Even when its manipulations segue from button-pushing to two-fisted button-mashing, “Brooklyn” weaves an old-fashioned tale that’s well nigh impossible to resist.
As the child of immigrants myself, I could feel my strings being plucked by this tale of a fair Colleen from Ireland finding love and fulfillment in the New World, and it’s certainly a compliment to director John Crowley (“Boy A”) and screenwriter Nick Hornby (adapting the novel by Colm Tóibín) that the film calls to mind Steven Spielberg and even John Ford in its willingness to commit to the grand gesture.
This is sweet, sentimental filmmaking of the old school, but it’s too sincere to get sticky. If “nice” isn’t the kind of adjective to put you off a movie, you’ll probably enjoy “Brooklyn,” even if you’re occasionally aware of its masterful manipulations.
Saoirse Ronan, continuing her skillful onscreen transition from adolescent to young adult, stars as Eilis, a young woman who relocates to America in the 1950s, not out of any burning desire to leave Ireland but because she has little to no professional or romantic prospects in the small town where she lives with her sister and her mother.
Sponsored by a New York-based Irish priest (Jim Broadbent), Eilis crosses the ocean, battling seasickness and homesickness along the way.
At first, Eilis feels utterly alone, even in the boarding house where she and four other girls live under the watchful eye of Mrs. Kehoe (Julie Walters).
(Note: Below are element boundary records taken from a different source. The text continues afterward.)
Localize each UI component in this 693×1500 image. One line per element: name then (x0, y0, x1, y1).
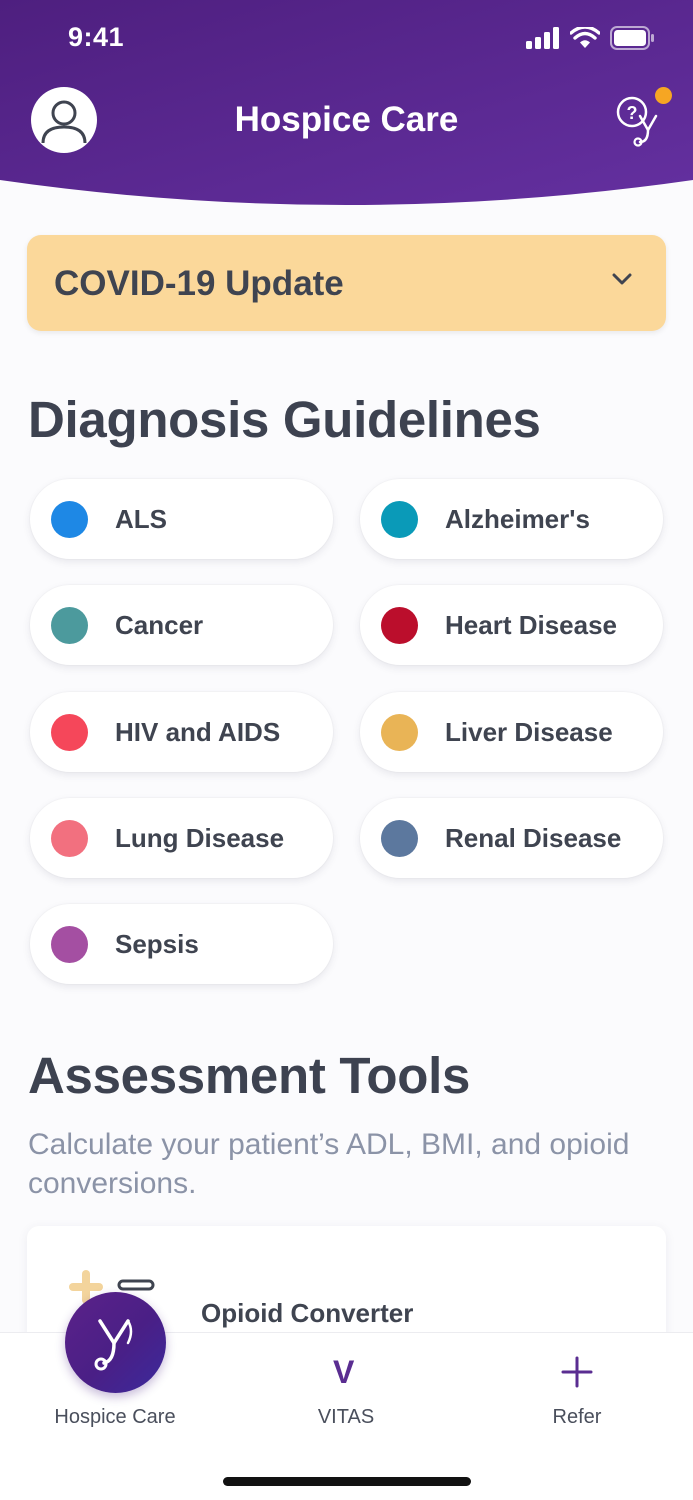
diagnosis-label: HIV and AIDS (115, 716, 281, 747)
tab-hospice-care-label: Hospice Care (54, 1406, 176, 1428)
diagnosis-label: Heart Disease (445, 609, 617, 640)
tab-hospice-care[interactable] (65, 1292, 166, 1393)
signal-icon (526, 27, 559, 49)
diagnosis-pill-liver-disease[interactable]: Liver Disease (360, 692, 663, 772)
diagnosis-pill-renal-disease[interactable]: Renal Disease (360, 798, 663, 878)
assessment-tools-subtitle: Calculate your patient’s ADL, BMI, and o… (28, 1128, 630, 1200)
color-dot (51, 713, 88, 751)
diagnosis-label: Sepsis (115, 928, 199, 959)
diagnosis-pill-sepsis[interactable]: Sepsis (30, 904, 333, 984)
color-dot (51, 606, 88, 644)
diagnosis-label: Cancer (115, 609, 204, 640)
diagnosis-pill-hiv-aids[interactable]: HIV and AIDS (30, 692, 333, 772)
color-dot (381, 500, 418, 538)
color-dot (51, 925, 88, 963)
color-dot (381, 713, 418, 751)
color-dot (51, 819, 88, 857)
home-indicator (223, 1477, 471, 1486)
diagnosis-pill-cancer[interactable]: Cancer (30, 585, 333, 665)
covid-update-label: COVID-19 Update (54, 264, 344, 303)
color-dot (381, 819, 418, 857)
svg-text:?: ? (627, 103, 638, 123)
diagnosis-pill-alzheimers[interactable]: Alzheimer's (360, 479, 663, 559)
tab-refer-label: Refer (552, 1406, 602, 1428)
diagnosis-guidelines-heading: Diagnosis Guidelines (28, 391, 541, 448)
diagnosis-label: Alzheimer's (445, 503, 590, 534)
diagnosis-label: Renal Disease (445, 822, 622, 853)
diagnosis-label: Lung Disease (115, 822, 285, 853)
diagnosis-pill-heart-disease[interactable]: Heart Disease (360, 585, 663, 665)
diagnosis-pill-als[interactable]: ALS (30, 479, 333, 559)
tool-label: Opioid Converter (201, 1298, 414, 1328)
vitas-logo-icon[interactable]: V (333, 1354, 354, 1391)
color-dot (51, 500, 88, 538)
assessment-tools-heading: Assessment Tools (28, 1047, 471, 1104)
wifi-icon (570, 27, 600, 48)
chevron-down-icon (612, 273, 632, 285)
stethoscope-icon (94, 1318, 132, 1370)
page-title: Hospice Care (234, 100, 459, 139)
notification-badge (655, 87, 672, 104)
tab-vitas-label: VITAS (317, 1406, 375, 1428)
status-time: 9:41 (68, 22, 125, 52)
color-dot (381, 606, 418, 644)
covid-update-banner[interactable]: COVID-19 Update (27, 235, 666, 331)
battery-icon (610, 26, 654, 50)
plus-icon[interactable] (561, 1356, 593, 1388)
status-bar: 9:41 (0, 0, 693, 76)
diagnosis-pill-lung-disease[interactable]: Lung Disease (30, 798, 333, 878)
header: 9:41 Hospice Care ? (0, 0, 693, 230)
diagnosis-label: Liver Disease (445, 716, 613, 747)
status-icons (526, 26, 655, 50)
diagnosis-label: ALS (115, 503, 167, 534)
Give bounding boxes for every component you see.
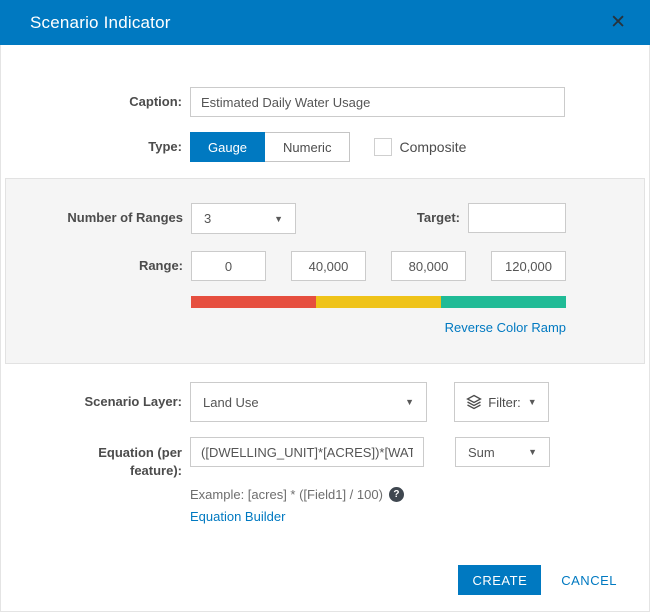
equation-builder-link[interactable]: Equation Builder	[190, 509, 285, 524]
caret-down-icon: ▼	[528, 447, 537, 457]
caption-input[interactable]	[190, 87, 565, 117]
cancel-button[interactable]: CANCEL	[561, 573, 617, 588]
caption-row: Caption:	[0, 87, 650, 117]
help-icon[interactable]: ?	[388, 487, 404, 503]
color-ramp-row	[6, 296, 644, 308]
number-of-ranges-label: Number of Ranges	[67, 210, 183, 225]
caret-down-icon: ▼	[405, 397, 414, 407]
reverse-color-ramp-link[interactable]: Reverse Color Ramp	[445, 320, 566, 335]
caret-down-icon: ▼	[274, 213, 283, 224]
ranges-panel: Number of Ranges 3 ▼ Target: Range: 0 40…	[5, 178, 645, 364]
color-ramp	[191, 296, 566, 308]
scenario-indicator-dialog: Scenario Indicator ✕ Caption: Type: Gaug…	[0, 0, 650, 612]
number-of-ranges-value: 3	[204, 211, 212, 226]
equation-example-row: Example: [acres] * ([Field1] / 100) ?	[190, 487, 650, 503]
range-label: Range:	[138, 258, 183, 273]
scenario-layer-select[interactable]: Land Use ▼	[190, 382, 427, 422]
number-of-ranges-select[interactable]: 3 ▼	[191, 203, 296, 234]
create-button[interactable]: CREATE	[458, 565, 542, 595]
type-option-gauge[interactable]: Gauge	[190, 132, 266, 162]
filter-button[interactable]: Filter: ▼	[454, 382, 549, 422]
layers-icon	[466, 394, 483, 410]
equation-label: Equation (per feature):	[98, 445, 182, 478]
scenario-layer-row: Scenario Layer: Land Use ▼ Filter: ▼	[0, 382, 650, 422]
caption-label: Caption:	[129, 94, 182, 109]
caret-down-icon: ▼	[527, 397, 537, 407]
range-input-4[interactable]	[491, 251, 566, 281]
scenario-layer-label: Scenario Layer:	[84, 394, 182, 409]
type-label: Type:	[148, 139, 182, 154]
type-row: Type: Gauge Numeric Composite	[0, 132, 650, 162]
equation-input[interactable]	[190, 437, 424, 467]
close-icon[interactable]: ✕	[604, 9, 632, 36]
equation-example-text: Example: [acres] * ([Field1] / 100)	[190, 487, 383, 503]
dialog-title: Scenario Indicator	[30, 12, 171, 32]
equation-row: Equation (per feature): Sum ▼	[0, 437, 650, 479]
reverse-color-ramp-row: Reverse Color Ramp	[6, 320, 644, 335]
ramp-segment-yellow	[316, 296, 441, 308]
dialog-footer: CREATE CANCEL	[458, 565, 617, 595]
target-label: Target:	[416, 210, 460, 225]
range-row: Range:	[6, 251, 644, 281]
filter-label: Filter:	[488, 394, 521, 410]
aggregation-value: Sum	[468, 444, 495, 460]
range-input-3[interactable]	[391, 251, 466, 281]
type-option-numeric[interactable]: Numeric	[265, 133, 350, 161]
equation-builder-row: Equation Builder	[190, 509, 650, 524]
dialog-header: Scenario Indicator ✕	[0, 0, 650, 45]
aggregation-select[interactable]: Sum ▼	[455, 437, 550, 467]
target-input[interactable]	[468, 203, 566, 233]
type-toggle-group: Gauge Numeric	[190, 132, 351, 162]
range-input-1[interactable]	[191, 251, 266, 281]
composite-checkbox[interactable]	[374, 138, 393, 156]
scenario-layer-value: Land Use	[203, 394, 259, 410]
range-input-2[interactable]	[291, 251, 366, 281]
composite-label: Composite	[399, 139, 467, 155]
ramp-segment-red	[191, 296, 316, 308]
ramp-segment-green	[441, 296, 566, 308]
number-of-ranges-row: Number of Ranges 3 ▼ Target:	[6, 203, 644, 234]
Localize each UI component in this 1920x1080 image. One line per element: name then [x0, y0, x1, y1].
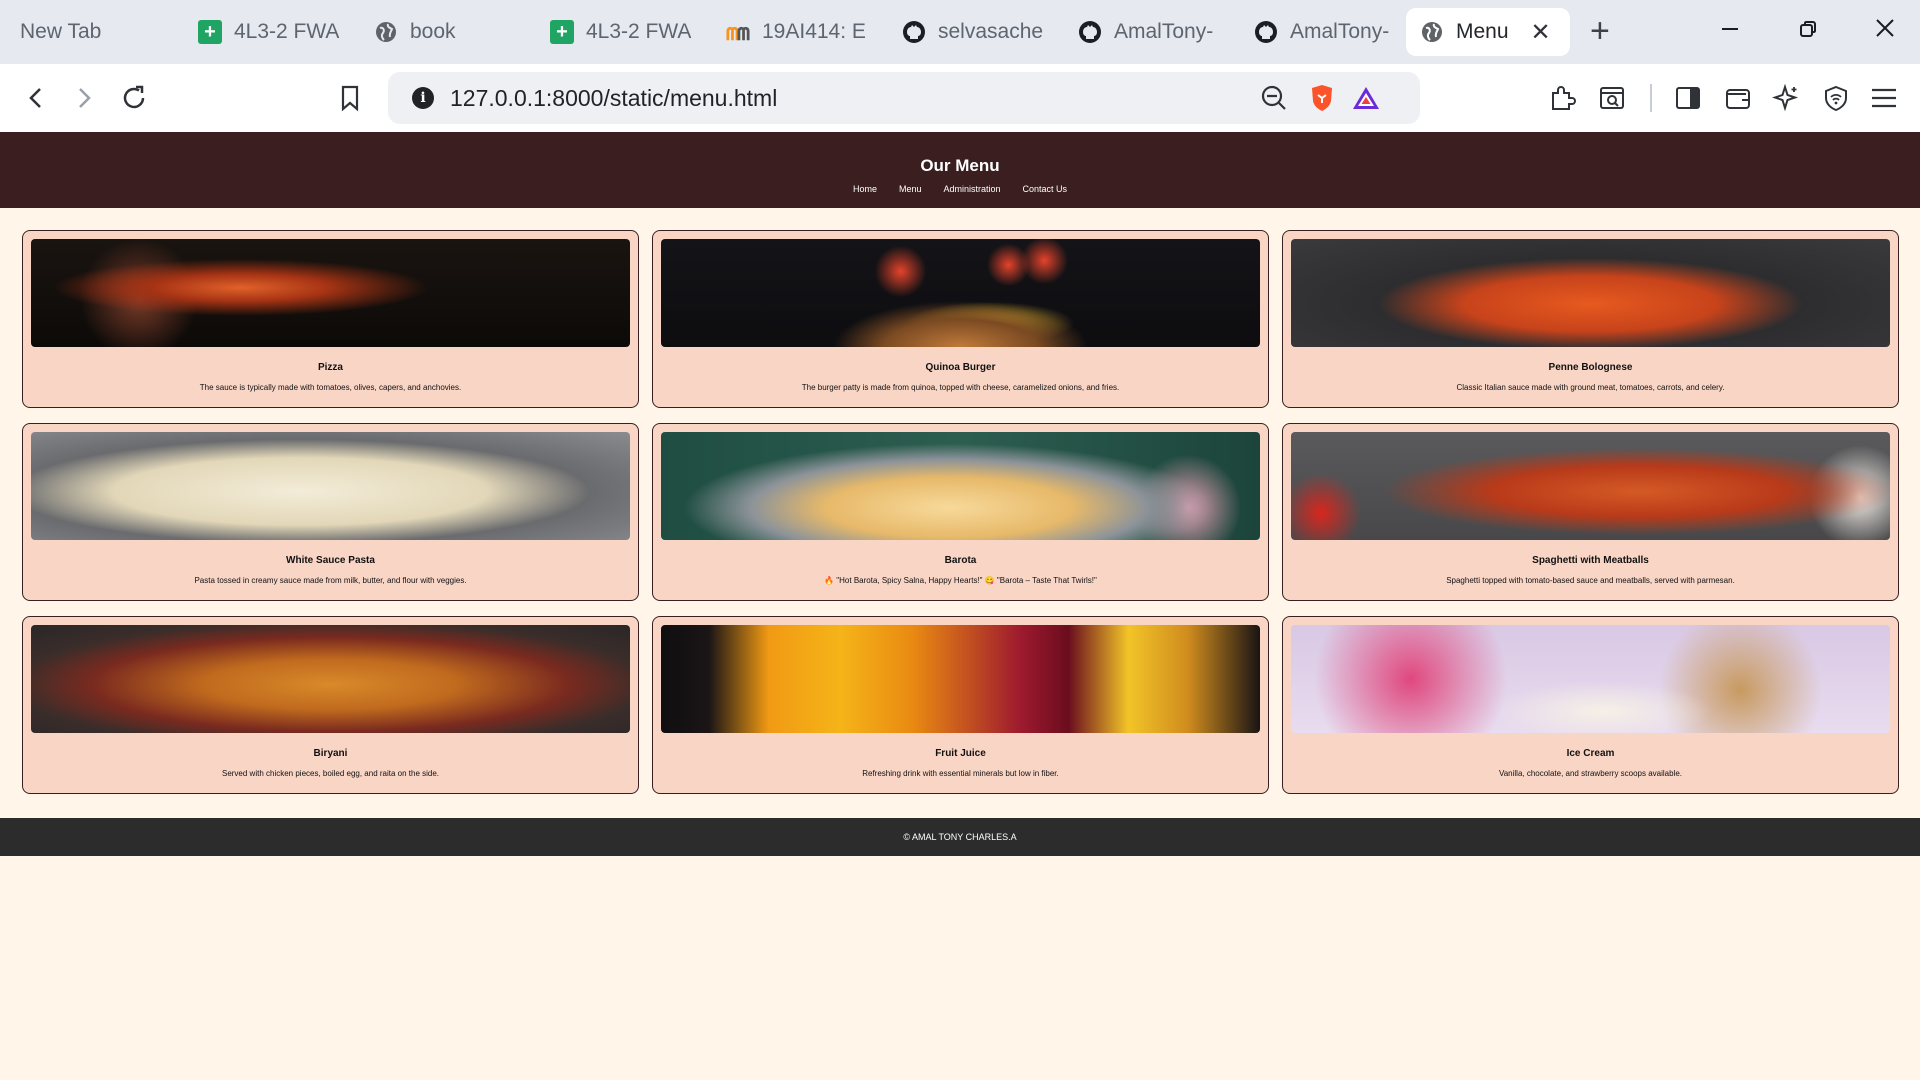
white-sauce-pasta-image — [31, 432, 630, 540]
nav-link-menu[interactable]: Menu — [899, 184, 922, 194]
pizza-image — [31, 239, 630, 347]
menu-item-name: Pizza — [317, 362, 343, 373]
vpn-icon[interactable] — [1820, 82, 1852, 114]
menu-item-name: Spaghetti with Meatballs — [1532, 555, 1649, 566]
back-icon[interactable] — [20, 82, 52, 114]
biryani-image — [31, 625, 630, 733]
menu-card-penne-bolognese: Penne Bolognese Classic Italian sauce ma… — [1282, 230, 1899, 408]
site-info-icon[interactable]: i — [412, 87, 434, 109]
page-title: Our Menu — [920, 156, 1000, 175]
sidebar-icon[interactable] — [1672, 82, 1704, 114]
brave-rewards-icon[interactable] — [1350, 82, 1382, 114]
tab-github-1[interactable]: selvasache — [888, 8, 1058, 56]
google-sheets-icon: + — [550, 20, 574, 44]
tab-title: New Tab — [20, 20, 102, 43]
menu-card-biryani: Biryani Served with chicken pieces, boil… — [22, 616, 639, 794]
tab-title: 4L3-2 FWA — [586, 20, 692, 43]
menu-card-pizza: Pizza The sauce is typically made with t… — [22, 230, 639, 408]
google-sheets-icon: + — [198, 20, 222, 44]
browser-tab-strip: New Tab + 4L3-2 FWA book + 4L3-2 FWA 19A… — [0, 0, 1920, 64]
minimize-icon[interactable] — [1720, 14, 1740, 50]
menu-item-description: Classic Italian sauce made with ground m… — [1456, 383, 1725, 392]
zoom-out-icon[interactable] — [1258, 82, 1290, 114]
menu-item-description: Pasta tossed in creamy sauce made from m… — [194, 576, 467, 585]
menu-card-barota: Barota 🔥 "Hot Barota, Spicy Salna, Happy… — [652, 423, 1269, 601]
menu-item-description: Vanilla, chocolate, and strawberry scoop… — [1498, 769, 1683, 778]
menu-grid: Pizza The sauce is typically made with t… — [22, 230, 1900, 794]
tab-search-icon[interactable] — [1596, 82, 1628, 114]
tab-sheets-2[interactable]: + 4L3-2 FWA — [536, 8, 706, 56]
address-bar[interactable]: i 127.0.0.1:8000/static/menu.html — [388, 72, 1420, 124]
tab-github-2[interactable]: AmalTony- — [1064, 8, 1234, 56]
ice-cream-image — [1291, 625, 1890, 733]
menu-card-ice-cream: Ice Cream Vanilla, chocolate, and strawb… — [1282, 616, 1899, 794]
browser-toolbar: i 127.0.0.1:8000/static/menu.html — [0, 64, 1920, 132]
penne-image — [1291, 239, 1890, 347]
menu-card-white-sauce-pasta: White Sauce Pasta Pasta tossed in creamy… — [22, 423, 639, 601]
menu-card-spaghetti-meatballs: Spaghetti with Meatballs Spaghetti toppe… — [1282, 423, 1899, 601]
nav-link-home[interactable]: Home — [853, 184, 877, 194]
bookmark-icon[interactable] — [334, 82, 366, 114]
leo-ai-icon[interactable] — [1770, 82, 1802, 114]
tab-title: Menu — [1456, 20, 1509, 43]
site-footer: © AMAL TONY CHARLES.A — [0, 818, 1920, 856]
github-icon — [1254, 20, 1278, 44]
tab-menu-active[interactable]: Menu ✕ — [1406, 8, 1570, 56]
github-icon — [902, 20, 926, 44]
tab-github-3[interactable]: AmalTony- — [1240, 8, 1410, 56]
moodle-icon — [726, 20, 750, 44]
menu-item-description: 🔥 "Hot Barota, Spicy Salna, Happy Hearts… — [824, 576, 1097, 585]
hamburger-menu-icon[interactable] — [1868, 82, 1900, 114]
tab-title: book — [410, 20, 456, 43]
menu-item-name: White Sauce Pasta — [286, 555, 375, 566]
tab-new-tab[interactable]: New Tab — [6, 8, 176, 56]
forward-icon[interactable] — [68, 82, 100, 114]
menu-item-name: Ice Cream — [1566, 748, 1615, 759]
toolbar-divider — [1650, 84, 1652, 112]
menu-item-description: Spaghetti topped with tomato-based sauce… — [1446, 576, 1735, 585]
site-header: Our Menu Home Menu Administration Contac… — [0, 132, 1920, 208]
tab-title: AmalTony- — [1114, 20, 1214, 43]
barota-image — [661, 432, 1260, 540]
github-icon — [1078, 20, 1102, 44]
menu-item-name: Quinoa Burger — [925, 362, 996, 373]
url-text[interactable]: 127.0.0.1:8000/static/menu.html — [450, 85, 777, 112]
brave-shield-icon[interactable] — [1306, 82, 1338, 114]
menu-item-description: The burger patty is made from quinoa, to… — [801, 383, 1120, 392]
menu-item-description: Served with chicken pieces, boiled egg, … — [221, 769, 440, 778]
globe-icon — [1420, 20, 1444, 44]
tab-sheets-1[interactable]: + 4L3-2 FWA — [184, 8, 354, 56]
restore-icon[interactable] — [1798, 14, 1818, 50]
close-window-icon[interactable] — [1874, 14, 1896, 50]
new-tab-button[interactable]: + — [1590, 14, 1610, 48]
menu-item-name: Fruit Juice — [935, 748, 986, 759]
wallet-icon[interactable] — [1722, 82, 1754, 114]
tab-title: AmalTony- — [1290, 20, 1390, 43]
tab-title: 19AI414: E — [762, 20, 866, 43]
menu-item-name: Barota — [944, 555, 977, 566]
extensions-icon[interactable] — [1546, 82, 1578, 114]
tab-title: 4L3-2 FWA — [234, 20, 340, 43]
menu-item-name: Penne Bolognese — [1548, 362, 1633, 373]
nav-link-contact-us[interactable]: Contact Us — [1023, 184, 1068, 194]
tab-moodle[interactable]: 19AI414: E — [712, 8, 882, 56]
site-nav: Home Menu Administration Contact Us — [0, 184, 1920, 194]
tab-title: selvasache — [938, 20, 1044, 43]
tab-book[interactable]: book — [360, 8, 530, 56]
menu-item-name: Biryani — [313, 748, 348, 759]
spaghetti-image — [1291, 432, 1890, 540]
fruit-juice-image — [661, 625, 1260, 733]
menu-item-description: Refreshing drink with essential minerals… — [862, 769, 1059, 778]
burger-image — [661, 239, 1260, 347]
menu-card-quinoa-burger: Quinoa Burger The burger patty is made f… — [652, 230, 1269, 408]
close-tab-icon[interactable]: ✕ — [1531, 18, 1551, 47]
nav-link-administration[interactable]: Administration — [943, 184, 1000, 194]
reload-icon[interactable] — [118, 82, 150, 114]
menu-card-fruit-juice: Fruit Juice Refreshing drink with essent… — [652, 616, 1269, 794]
menu-item-description: The sauce is typically made with tomatoe… — [199, 383, 462, 392]
footer-copyright: © AMAL TONY CHARLES.A — [903, 832, 1017, 842]
globe-icon — [374, 20, 398, 44]
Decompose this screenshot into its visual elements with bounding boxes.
Eilis grows more comfortable with her new home when she starts taking bookkeeping classes, and especially when she meets Tony (Emory Cohen, “Smash”) at a Knights of Columbus dance. (He’s Italian, but he’s got a thing for Irish girls.) Soon, he’s walking her home from night school and sweeping her off her feet in a chaste, adoring courtship.
Eilis’ improved attitude shows in her job as a shopgirl — her supervisor, Miss Fortini (Jessica Paré, “Mad Men”), tells her that if she’s met an Italian who doesn’t talk her ear off about baseball or his mother, he’s a keeper — and the couple start making plans together, including his dreams of building houses in the bucolic, far-off land known as Long Island.
When a death in the family sends her back to the old country — a place that suddenly offers up not only gainful employment but also the handsome, rich and unattached Jim Farrell (Domhnall Gleeson of “Ex Machina,” looking unrecognizably preppy) — Eilis must choose between her old home and her new one. It’s a decision that never feels contrived; the story offers up no villains, and the character is never painted into a corner where only one choice would make sense.
Ronan’s big, clear eyes take us right into this character, from her trepidation and sadness to the exuberance of being in love and the excitement of limitless opportunities in post-war America. She generates such lovely chemistry with both Cohen and Gleeson that “Brooklyn” offers genuine suspense as to which partner, and which path, she’ll choose.
Broadbent and Walters effortlessly steal their few scenes, and Paré digs into a wonderful character part, one that allows her to purposefully glide in and out of the frame as though she were on casters. She’s the kind of glamorously imperious boss who’s both a role model and a terror to anyone reporting to her.
Crowley (aided, no doubt, by an army of digital wizards) re-creates the 1950s with skill, reminding us of shades of green, blue and orange that never existed in any other decade. Brooklyn itself — crowded with immigrants seeking new lives — blossoms as Eilis and Tony fall in love, and the movie makes this urban setting positively swoon-worthy.
It’s easy to fault “Brooklyn” for its starry-eyed naïveté, but even if that’s a tone that doesn’t work for you, there’s no denying that the movie accomplishes what it sets out to do. Big-hearted and utterly unironic, it’s a perfect bonbon for moviegoers who don’t mind a little extra blarney in the mix.